Configuring High Availability for Llama
Llama High Availability (HA) uses an Active/Standby architecture, in which the active Llama is automatically elected using the ZooKeeper-based ActiveStandbyElector. The active Llama accepts RPC/Thrift connections and communicates with YARN. The standby Llama monitors the leader information in ZooKeeper, but doesn't accept RPC/Thrift connections.
Only one of the Llamas should be active to ensure the resources are not partitioned. Llama uses ZooKeeper Access Control Lists (ACLs) to claim exclusive ownership of the cluster when transitioning to active, and monitors this ownership periodically. If another Llama takes over, the first one realizes it within this period.

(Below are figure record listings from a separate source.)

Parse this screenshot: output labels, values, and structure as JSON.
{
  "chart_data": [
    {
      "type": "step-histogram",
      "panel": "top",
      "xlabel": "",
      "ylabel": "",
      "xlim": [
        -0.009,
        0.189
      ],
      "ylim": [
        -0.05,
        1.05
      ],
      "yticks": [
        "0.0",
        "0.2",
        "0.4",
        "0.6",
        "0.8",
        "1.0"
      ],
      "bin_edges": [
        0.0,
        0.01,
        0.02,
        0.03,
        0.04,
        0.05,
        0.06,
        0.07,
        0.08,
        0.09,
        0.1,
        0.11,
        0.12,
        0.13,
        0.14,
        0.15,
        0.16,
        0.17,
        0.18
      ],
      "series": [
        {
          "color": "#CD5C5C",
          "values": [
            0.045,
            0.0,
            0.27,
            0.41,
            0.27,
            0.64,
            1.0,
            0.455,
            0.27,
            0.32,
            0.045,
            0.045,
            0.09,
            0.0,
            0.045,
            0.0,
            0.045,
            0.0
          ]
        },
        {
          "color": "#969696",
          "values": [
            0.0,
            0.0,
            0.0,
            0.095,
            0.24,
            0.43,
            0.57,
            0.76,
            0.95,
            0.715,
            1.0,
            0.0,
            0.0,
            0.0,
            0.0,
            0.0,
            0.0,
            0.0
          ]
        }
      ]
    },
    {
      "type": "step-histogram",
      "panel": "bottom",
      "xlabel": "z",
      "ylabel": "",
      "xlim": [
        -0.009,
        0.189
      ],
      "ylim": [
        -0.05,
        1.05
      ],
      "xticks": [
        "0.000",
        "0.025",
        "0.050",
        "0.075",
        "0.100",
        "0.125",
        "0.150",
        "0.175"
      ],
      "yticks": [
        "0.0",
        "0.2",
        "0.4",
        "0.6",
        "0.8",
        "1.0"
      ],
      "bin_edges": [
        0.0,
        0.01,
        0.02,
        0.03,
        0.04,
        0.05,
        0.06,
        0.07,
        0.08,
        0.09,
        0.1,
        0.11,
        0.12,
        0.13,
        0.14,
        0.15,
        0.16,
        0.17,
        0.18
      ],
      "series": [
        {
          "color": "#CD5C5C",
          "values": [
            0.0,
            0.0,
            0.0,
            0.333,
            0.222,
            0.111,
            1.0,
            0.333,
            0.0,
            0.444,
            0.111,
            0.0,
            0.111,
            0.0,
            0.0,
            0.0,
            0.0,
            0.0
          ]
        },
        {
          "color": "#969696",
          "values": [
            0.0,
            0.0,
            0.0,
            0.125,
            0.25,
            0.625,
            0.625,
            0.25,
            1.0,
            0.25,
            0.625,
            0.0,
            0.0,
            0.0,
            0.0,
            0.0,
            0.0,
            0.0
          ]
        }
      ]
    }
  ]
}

Reclaiming Cluster Resources
To claim resources from YARN, Llama spawns YARN applications and runs unmanaged ApplicationMasters. When a Llama goes down, the resources allocated to all the YARN applications spawned by it are not reclaimed until YARN times out those applications (default timeout is 10 minutes). On Llama failure, these resources are reclaimed by means of a Llama that kills any YARN applications spawned by this pair of Llamas.
Configure Llama HA by modifying the following configuration properties in /etc/llama/conf/llama-site.xml. There is no need for any additional daemons.
|llama.am.cluster.id||Cluster ID of the Llama pair, used to differentiate between different Llamas||llama||[cluster-specific]|
|llama.am.ha.enabled*||Whether to enable Llama HA||false||true|
|llama.am.ha.zk-quorum*||ZooKeeper quorum to use for leader election and fencing||[cluster-specific]|
|llama.am.ha.zk-base||Base znode for leader election and fencing data||/llama||[cluster-specific]|
|llama.am.ha.zk-timeout-ms||The session timeout, in milliseconds, for connections to ZooKeeper quorum||10000||10000|
|llama.am.ha.zk-acl||ACLs to control access to ZooKeeper||world:anyone:rwcda||[cluster-specific]|
|llama.am.ha.zk-auth||Authorization information to go with the ACLs||[cluster-acl-specific]|